Male and females age ≥ 22 years with diagnosis of opioid use disorder (OUD) based on Diagnostic and Statistical Manual of Mental Disorders, fifth edition (DSM-5) with at least a 5-year history
OUD must be the primary disorder
History of ongoing or previous opioid use, relapse, and/or cravings, despite attempts at, or attendance in, at least two different treatment modalities. These modalities may include: Comprehensive Opioid Addiction Treatment (COAT), intensive outpatient COAT, residential treatment, inpatient treatment, alternative to intensive outpatient programs, Drug Dependence Unit programs, medication-assisted treatment (MAT), medication assisted recovery (MAR), inpatient or outpatient rehabilitation, detox programs, Narcotics Anonymous, individual or group therapy, Partial Hospitalization Programs (PHP), Sober living homes, or similar interventions.
Self-reports ongoing opioid cravings.
Has completed a neuro-psychological evaluation to the satisfaction of a neuropsychologist
Has completed a psychiatric evaluation to the satisfaction of a psychiatrist
Has had a brain MRI performed and reviewed by neurosurgeon with no contraindication for DBS procedure identified
Platelet count > 125,000 per cubic mm and prothrombin time (PT) and partial thromboplastin time (PTT) within normal limits
Negative blood cultures to rule out bacteremia

Exclusion criteria

Prior brain surgery
Baseline assessment on the Hamilton Depression Rating Scale (HAMD) of greater than 17 or moderate risk of suicide based upon a score of 3 or greater on the Columbia Suicide Severity Scale, unless clinical judgment indicates that the individual is appropriate for inclusion despite these scores.
History of uncontrolled or persistent seizures
Suspected dementia based on neuropsychological screening or Mini Mental State Exam (MMSE) Score < 25
Contraindications for MRI:
1. Presence of implanted electrical stimulation device or other implanted metal devices (excluding dental braces).
2. Claustrophobia
3. Body weight exceeding limit of the machine (180 kg/400 lb)

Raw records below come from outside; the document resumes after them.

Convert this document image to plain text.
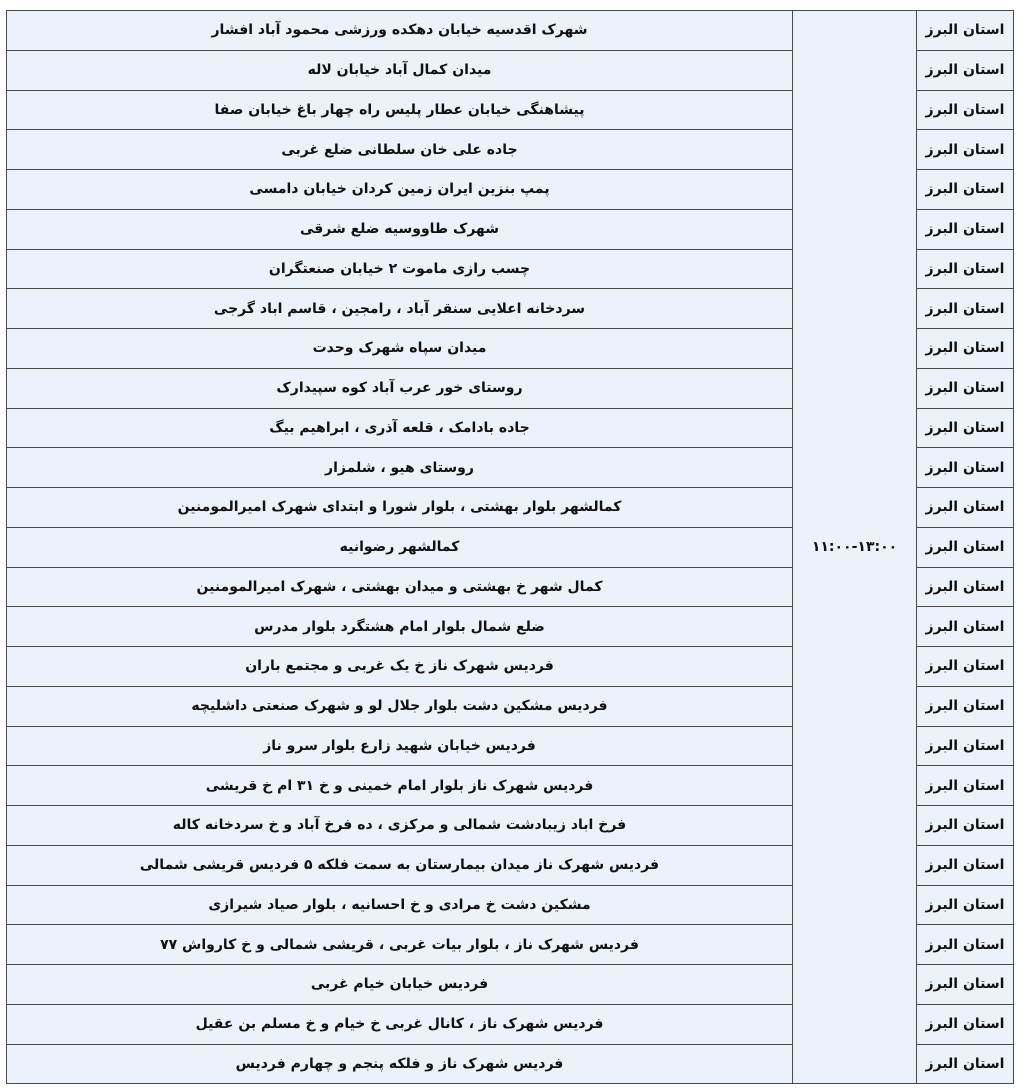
استان البرز	۱۱:۰۰-۱۳:۰۰	شهرک اقدسیه خیابان دهکده ورزشی محمود آباد افشار
استان البرز		میدان کمال آباد خیابان لاله
استان البرز		پیشاهنگی خیابان عطار پلیس راه چهار باغ خیابان صفا
استان البرز		جاده علی خان سلطانی ضلع غربی
استان البرز		پمپ بنزین ایران زمین کردان خیابان دامسی
استان البرز		شهرک طاووسیه ضلع شرقی
استان البرز		چسب رازی ماموت ۲ خیابان صنعتگران
استان البرز		سردخانه اعلایی سنقر آباد ، رامجین ، قاسم اباد گرجی
استان البرز		میدان سپاه شهرک وحدت
استان البرز		روستای خور عرب آباد کوه سپیدارک
استان البرز		جاده بادامک ، قلعه آذری ، ابراهیم بیگ
استان البرز		روستای هیو ، شلمزار
استان البرز		کمالشهر بلوار بهشتی ، بلوار شورا و ابتدای شهرک امیرالمومنین
استان البرز		کمالشهر رضوانیه
استان البرز		کمال شهر خ بهشتی و میدان بهشتی ، شهرک امیرالمومنین
استان البرز		ضلع شمال بلوار امام هشتگرد بلوار مدرس
استان البرز		فردیس شهرک ناز خ یک غربی و مجتمع باران
استان البرز		فردیس مشکین دشت بلوار جلال لو و شهرک صنعتی داشلیچه
استان البرز		فردیس خیابان شهید زارع بلوار سرو ناز
استان البرز		فردیس شهرک ناز بلوار امام خمینی و خ ۳۱ ام خ قریشی
استان البرز		فرخ اباد زیبادشت شمالی و مرکزی ، ده فرخ آباد و خ سردخانه کاله
استان البرز		فردیس شهرک ناز میدان بیمارستان به سمت فلکه ۵ فردیس قریشی شمالی
استان البرز		مشکین دشت خ مرادی و خ احسانیه ، بلوار صیاد شیرازی
استان البرز		فردیس شهرک ناز ، بلوار بیات غربی ، قریشی شمالی و خ کارواش ۷۷
استان البرز		فردیس خیابان خیام غربی
استان البرز		فردیس شهرک ناز ، کانال غربی خ خیام و خ مسلم بن عقیل
استان البرز		فردیس شهرک ناز و فلکه پنجم و چهارم فردیس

Females who are pregnant or nursing. Female subjects of child-bearing potential must have a negative pregnancy test during the pre-op phase and must agree to utilize adequate birth control throughout the trial and for at least 30 days following trial completion.
Coagulopathy secondary to chronic need for anticoagulation medicine (e.g. warfarin) or anti-platelet medication (e.g. aspirin or clopidogrel)
Diagnosis of neurological disorders (e.g. multiple sclerosis, Parkinson's disease, and stroke)
Severe brain atrophy or presence of subdural hygromas or subdural hematomas on brain MRI
Any evidence of underlying endocarditis.
Primary language other than English
Have any other medical condition that, in the opinion of the Investigator, makes the subject unsuitable for enrollment.